Unfortunately, the same cannot be said of our international approach to fulfilling our Millennium Development Goals of reaching gender equality or eradicating gender-based violence. Of the £14 billion spent on international aid, just 0.3% is invested towards ending violence against women and girls. Important programmes such as the Preventing Sexual Violence in Conflict Initiative, set up by William Hague and Angelina Jolie, have been steadily downgraded, underfunded and left to flounder.
This inaction has come at the very same time as the international landscape has become more fractured, divided and scarred by conflict and crises. The ongoing conflict in Yemen, the suffering of the Yazidis, Rohingyas and Uighurs are but a few. The lack of appetite in the West to enforce the rules-based order has only set to embolden the dictators, the despots and those with no moral values.
International Women’s Day can serve as an opportunity to reengage and reignite the international community’s appetite to support and protect the world’s poorest and most vulnerable. President Biden, who has previous form having championed the US’s Violence Against Women Act of 1994, will be a powerful voice for women’s rights on the world stage. But Britain can also lead.
This year alone we have chaired the UN Security Council and we will be hosting both the G7 and the global climate conference, COP26. These major forums are arenas of power and opportunity for us to engage and call for international cooperation and action. Women’s rights should be at the top of our agenda at the forthcoming G7 summit. But what should we be calling for?
First, just as with our creation of the Preventing Sexual Violence in Conflict Initiative, we must be bold. If China and Russia continue to use their veto at the UN to prevent action to tackle violence against women, we should create a new international human rights body to achieve this. Such an organisation, based here in the UK, could document crimes of sexual violence, support survivors and lead international prosecutions to deliver justice. No longer should any nation be able to hide behind outdated multilateral organisational rules.
Second, the disparity between the funding and the enormity of gender-based violence must be addressed. The government should dedicate 1% of our country’s aid budget to protect victims of sexual violence. Not only would this triple our current spending, it would also show global leadership and incentivise other countries to follow our example.

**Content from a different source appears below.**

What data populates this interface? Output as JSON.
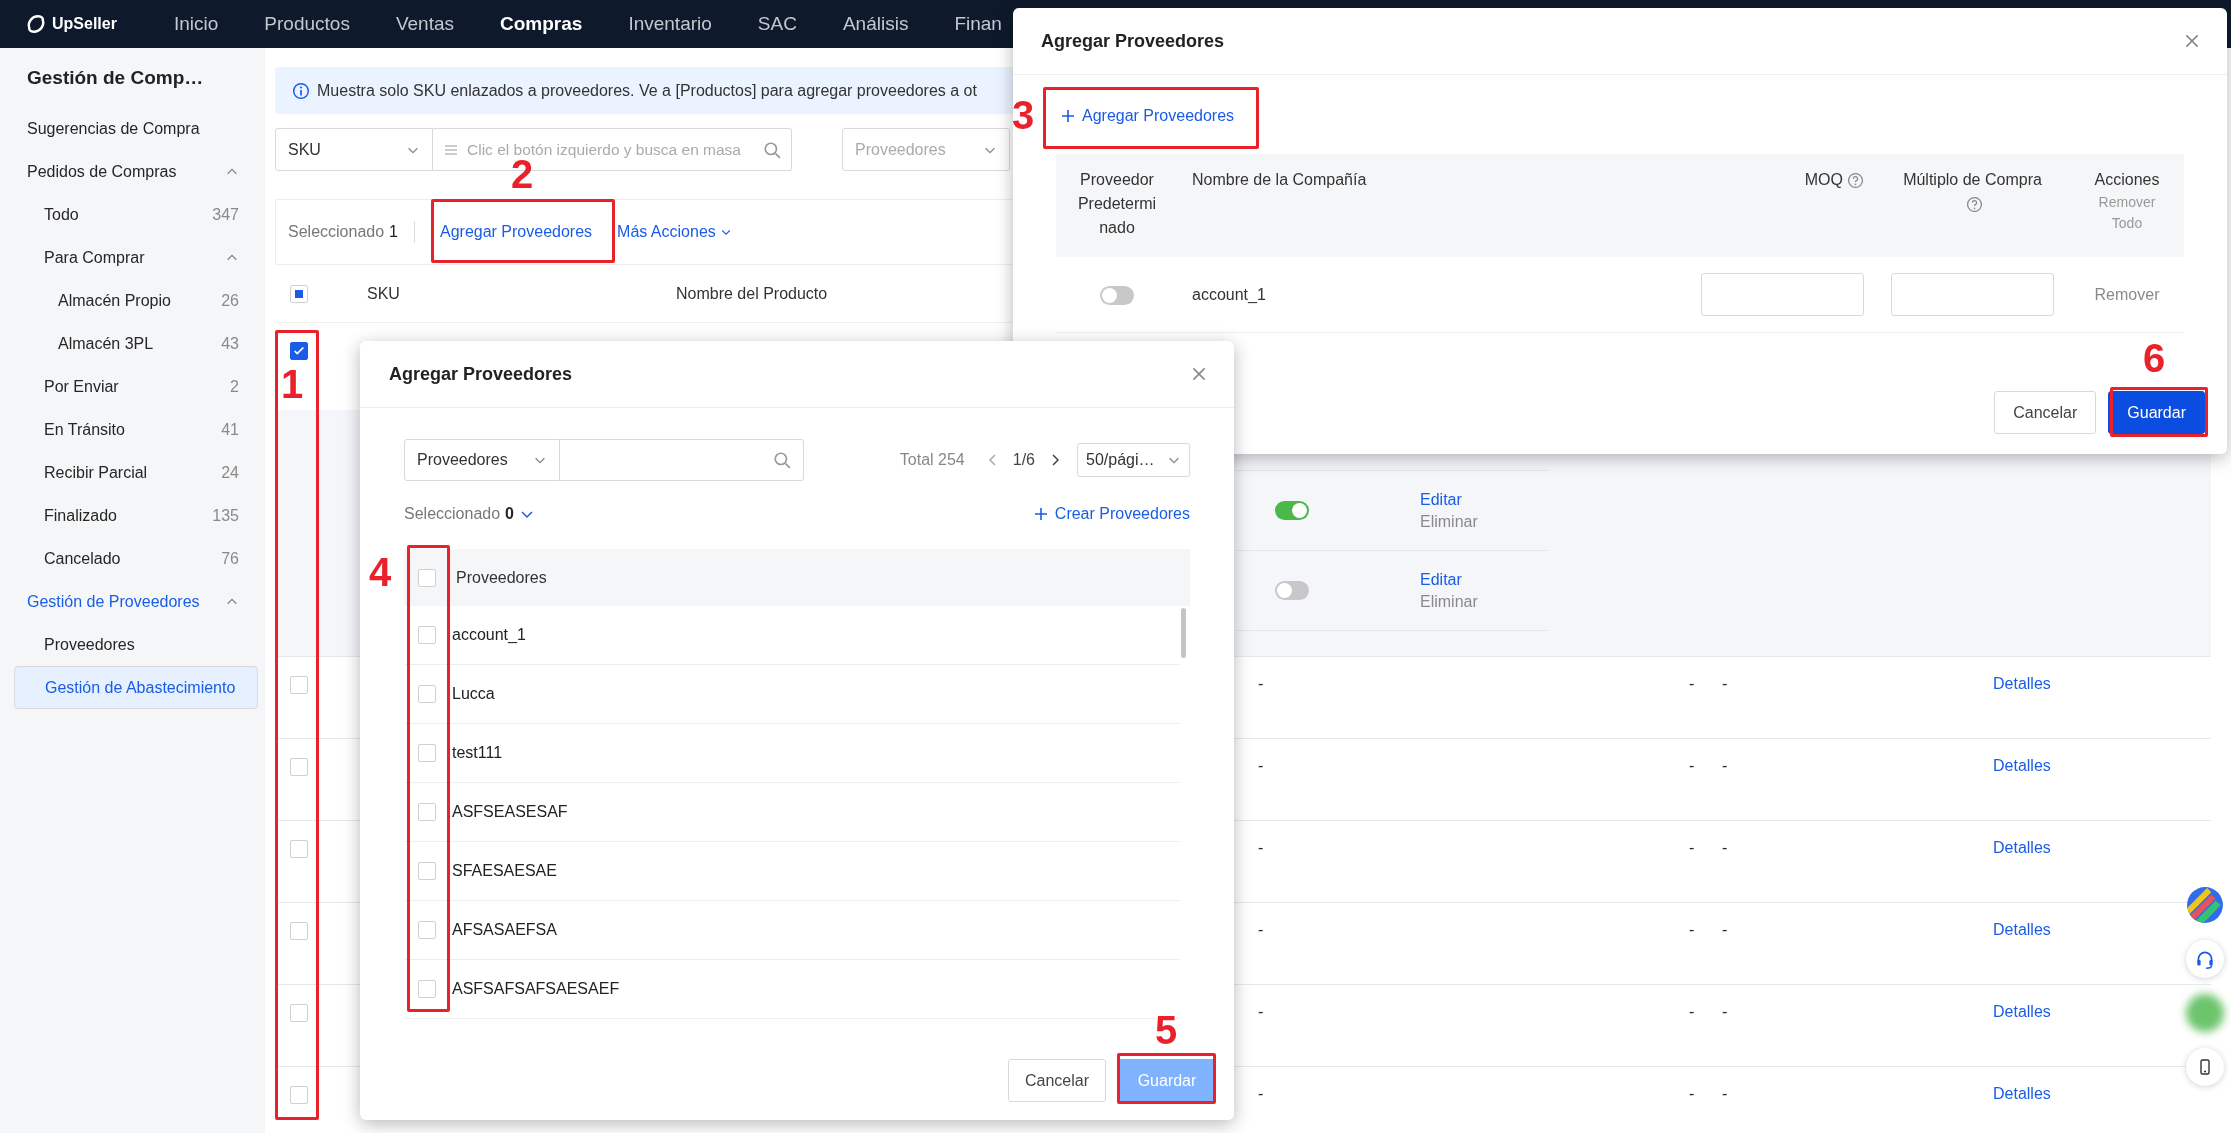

Third, we must maintain our 0.7% foreign aid commitment. Not only was this a promise made to the world’s poorest and a manifesto pledge, but it is an example of Global Britain’s moral duty to tackle the greatest international injustices. The proposed cut to 0.5% will inflict untold damage on thousands of aid projects around the world and in all likelihood cost us a great deal more in the future.
We are no longer a superpower, but we are a global leader when it comes to development, diplomacy and defence. These three pillars of British foreign policy must not be chipped away at, least of all during a time of national revaluation and international need.
In previous years we have shown an appetite to tackle the most complex of issues, to garner international action and to create the necessary diplomatic resolutions. We must do so again, or the global pandemic of gender-based violence, around long before Covid, will remain long after the virus has been defeated. Taking meaningful action on this issue now will show the world that Global Britain is more than just bravado.
Anthony Mangnall MP is Chair of the All-Party Parliamentary Group for the Preventing Sexual Violence in Conflict Initiative.